He glowers, picking up on my blowing-off. "I must respectfully insist that you refrain from harming the acolytes ever again." I'm sure he'd love to be able to actually reprimand me; forcing him to talk in the open like this, where he can't skirt Right Speech to speak his mind, is forcing him all the more to face how toothless he is towards me.

"Well, there shouldn't be any problem then; the last injury was six months ago." And it was completely their stupidity, too.

"I'm afraid there's the matter of the incident yesterday." His temper's fraying, which is all the more incentive for me to pour on the stiff protocol and poise. "Smoking and drinking can pass as eccentricities, attempting to kill the acolytes cannot."

"I still fail to see the problem; they were never in any actual danger."

"You shot at them. Through one of the bathing stalls."

"And when have I ever hit an acolyte with this?" The pistol slips easily out of the holster in my sleeve, and he starts as he realizes I'm holding it up.

"You shouldn't even have an instrument of bloodshed like that on temple grounds."

"Regardless, it's never harmed an acolyte, and they should count themselves lucky I consider accounts even and chose not to otherwise take them to task for their insults. Slandering an elder or higher-ranking member of the brotherhood was taken rather seriously, the last I checked." He winces at the underhanded barb, as much at him as at the acolytes, and it's hard not to pick up a sadistic smirk at his desire to squirm. "Of course, I'm sure you would know the punishments typically called for far better than I would; I try to avoid the position of passing such judgments on others in such minor matters, being only a mortal Sanzo."

Much of the kitchen staff are surreptitiously watching, and I think he's achieved a new level of loathing for me. He struggles with a scowl, then straightens his shoulders, grooms his demeanor, and tries to match me in "cold, aloof, and condescending". "Well then, Honored Sanzo, I will trust that you will treat your fellow brothers in the faith with respect and deference, and mind that your students do the same." He bows only as much as propriety demands and sweeps off; the kitchen staff falls still, then hurry back to redouble their work as if denying they'd been watching.
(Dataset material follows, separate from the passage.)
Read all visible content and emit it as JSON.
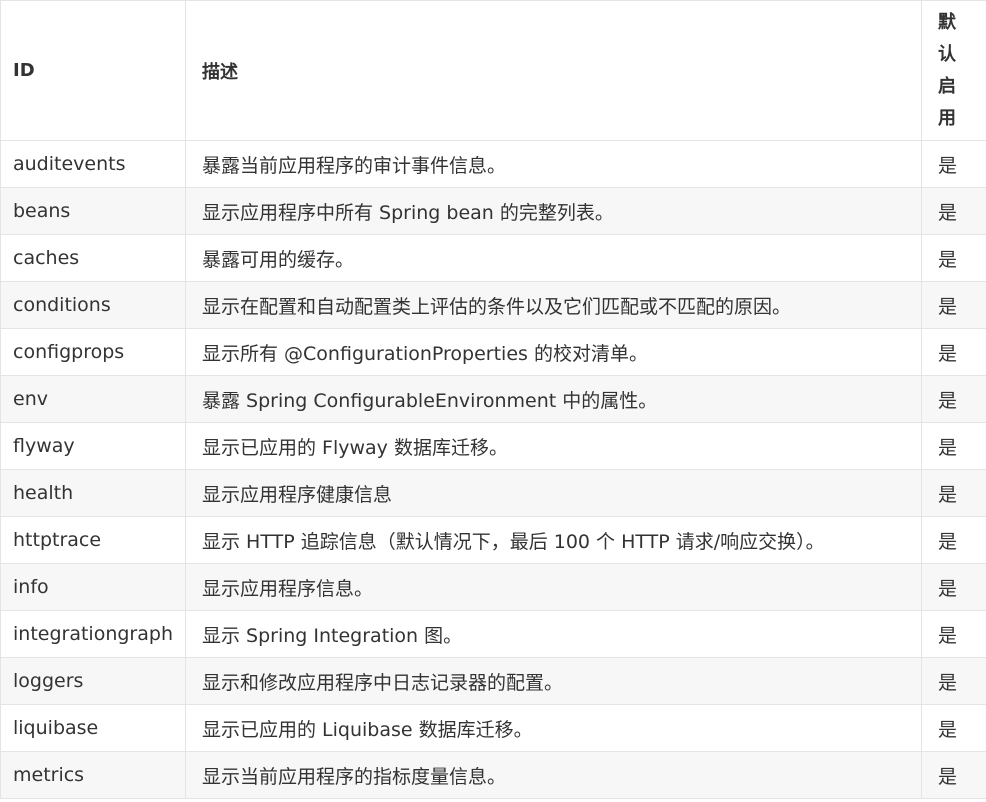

I wander out on my now-scheduled "inspection of the gardens", drifting through trying to avoid drawing more than cursory notice. Once or twice I have to focus my attention somewhere empty and pretend to be busy when I pass by some older priest lecturing and feel the warning prick of interest in my presence that usually heralds a request to teach. After a while, the dinner bell rings, and my ward finds me with food, quietly accepting heading to my room to eat, so I can drink and make sure the food stays down. He stays long enough to finish his meal and make sure I've eaten, then takes the plates back and heads out.

I drift through the library, just sorting out some histories and books on folklore and cosmology. The librarian watches my presence without comment as I take them back to my room; it's an old routine that happens whenever I'm stuck here for some reason.

The next day he actually tracks me down in one of the side courtyards, acting like he's been looking for me for some time; he natters at the edge of the courtyard cleaning his glasses, and almost turns to bustle off before he sees me leaning on the sunlit wall.

"Ah, Sanzo! There you are."

I acknowledge him with a quizzical nod; he usually only seeks me out if I forget to return something for too long.

"I just came to warn you to lie low for a few days. It seems that our esteemed High Abbot has gotten it into his head that as long as you're here like this, you should be living up to your title by teaching."

"And you're not going to nag me about the proper duties of my position yourself?"

He gives me a humorless look. "As much as I may think you're not very good at living up to your title, I'm not so stupid as to forget what happened the last few times you tried to teach. Some of the students are out of acolyte's robes and still have nervous twitches."

"If you're talking about that last one, I was teaching him to pay attention to his surroundings." If I'm going to waste my time running off at the mouth at some of these people, the least they can do is listen.

"You shot down a paper lantern on his head."

"If he'd been paying attention, he would've seen me draw the gun and aim, and would've known to get out of the way. It was a lesson by example." A simple lesson, too; don't ask the Sanzo some question requiring a long drawn-out answer thinking he won't notice it's a pretense so you can nod off.

"What about that other one? The one where it took the groundskeeper months to repair the damage to the pond?" Ah. That.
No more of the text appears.